Jup. Qui frappe avec tant de brutalité ? Ma porte est prête à sortir des gonds. Qui fait depuis si longtemps tant de vacarme devant ma maison. Si je le trouve, je l’immole aux mânes des Téléboëns. Rien, comme on dit, ne me réussit aujourd’hui. J’ai quitté Blépharon et Sosie, pour aller voir mon parent Naucratès. Je n’ai pas trouvé ce dernier, et j’ai perdu les autres. Mais je les aperçois ; je vais à leur rencontre, pour leur demander ce qu’ils savent de nouveau.
Sos. Blépharon, celui qui sort de la maison est notre maître ; l’autre est un enchanteur.
Bléph. Puissant Jupiter ! Que vois-je ? Ce n’est pas celui-ci qui est Amphitryon, c’est l’autre.
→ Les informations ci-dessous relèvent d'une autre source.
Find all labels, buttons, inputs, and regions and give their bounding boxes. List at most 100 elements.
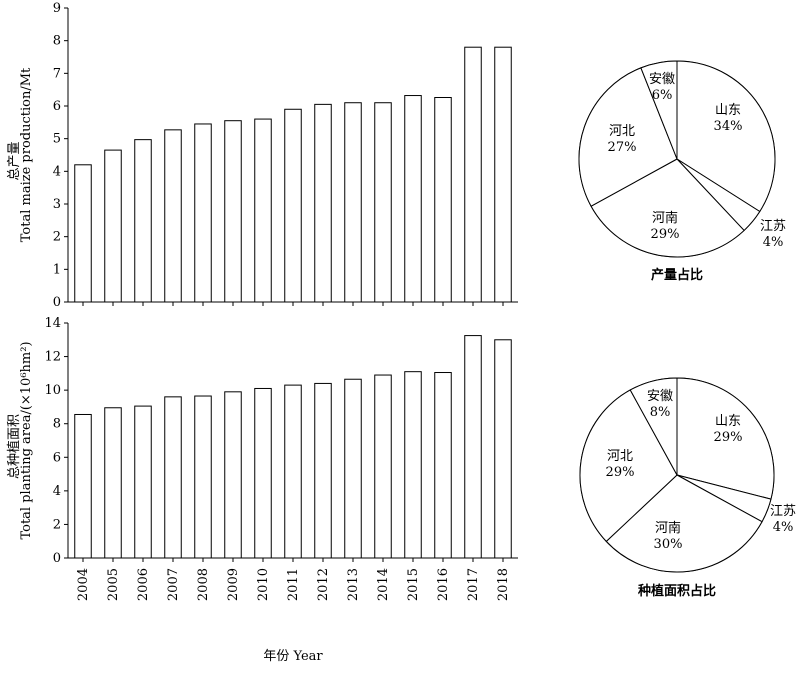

Si c’était celui-ci, ce ne serait pas celui-là, à moins qu’il ne soit double.
Jup. Voici Sosie avec Blépharon. Je vais d’abord les appeler. Viens donc enfin, Sosie ; j’ai faim.
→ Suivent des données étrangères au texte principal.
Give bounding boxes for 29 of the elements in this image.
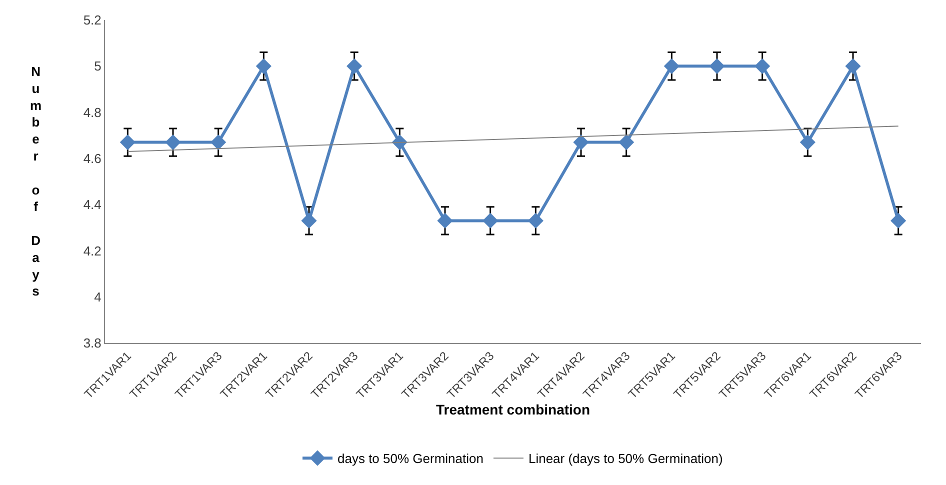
- y-tick-label: 5: [94, 58, 102, 74]
- point: [482, 212, 498, 229]
- point: [301, 212, 317, 229]
- point: [845, 58, 861, 74]
- point: [800, 134, 816, 150]
- point: [256, 58, 272, 74]
- point: [890, 212, 906, 229]
- y-tick-label: 4.8: [83, 104, 102, 120]
- point: [709, 58, 725, 74]
- point: [346, 58, 362, 74]
- point: [120, 134, 136, 150]
- point: [664, 58, 680, 74]
- point: [573, 134, 589, 150]
- y-tick-label: 4.4: [83, 197, 102, 212]
- point: [528, 212, 544, 229]
- x-axis-title: Treatment combination: [436, 401, 590, 418]
- point: [437, 212, 453, 229]
- point: [165, 134, 181, 150]
- point: [754, 58, 770, 74]
- y-tick-label: 3.8: [83, 336, 102, 351]
- point: [210, 134, 226, 150]
- y-tick-label: 5.2: [83, 12, 102, 28]
- text: Number of Days: [30, 64, 42, 299]
- legend-label: Linear (days to 50% Germination): [528, 451, 723, 466]
- y-tick-label: 4.2: [83, 243, 102, 258]
- point: [618, 134, 634, 150]
- y-tick-label: 4: [94, 289, 102, 304]
- y-tick-label: 4.6: [83, 150, 102, 166]
- legend-label: days to 50% Germination: [338, 451, 484, 466]
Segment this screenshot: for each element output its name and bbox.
Sos. Ne t’ai-je pas bien dit que celui-ci était un sorcier. ?
Amph. Et moi, Thébains, je vous dis que c’est lui qui est un fourbe, qui vient d’abuser de mon épouse et de souiller ma couche.
Sos. Maître, si vous avez faim, moi, je viens d’être rassasié de coups de poing.
Amph. Quoi ! tu continues, pendard !
Sos. Va-t’en au diable, imposteur.
Amph. Moi, imposteur ? Tiens, voilà ta récompense !
Jup. Étranger, d’où te vient cet excès d’audace de battre mon esclave. !
Amph. Ton esclave ?
Jup. Oui, mon esclave.
Amph. Tu mens.
Jup. Rentre, Sosie ; et pendant que j’assommerai cet impertinent, fais préparer à dîner.
Sos. J’y vais. (À part.) Je crois qu’Amphitryon va traiter Amphitryon aussi poliment que moi, le Sosie de tantôt, ai traité le Sosie ici présent. Pendant qu’ils vont se battre, je vais faire un tour à l’office. Je veux nettoyer tous les plats et vider toutes les coupes.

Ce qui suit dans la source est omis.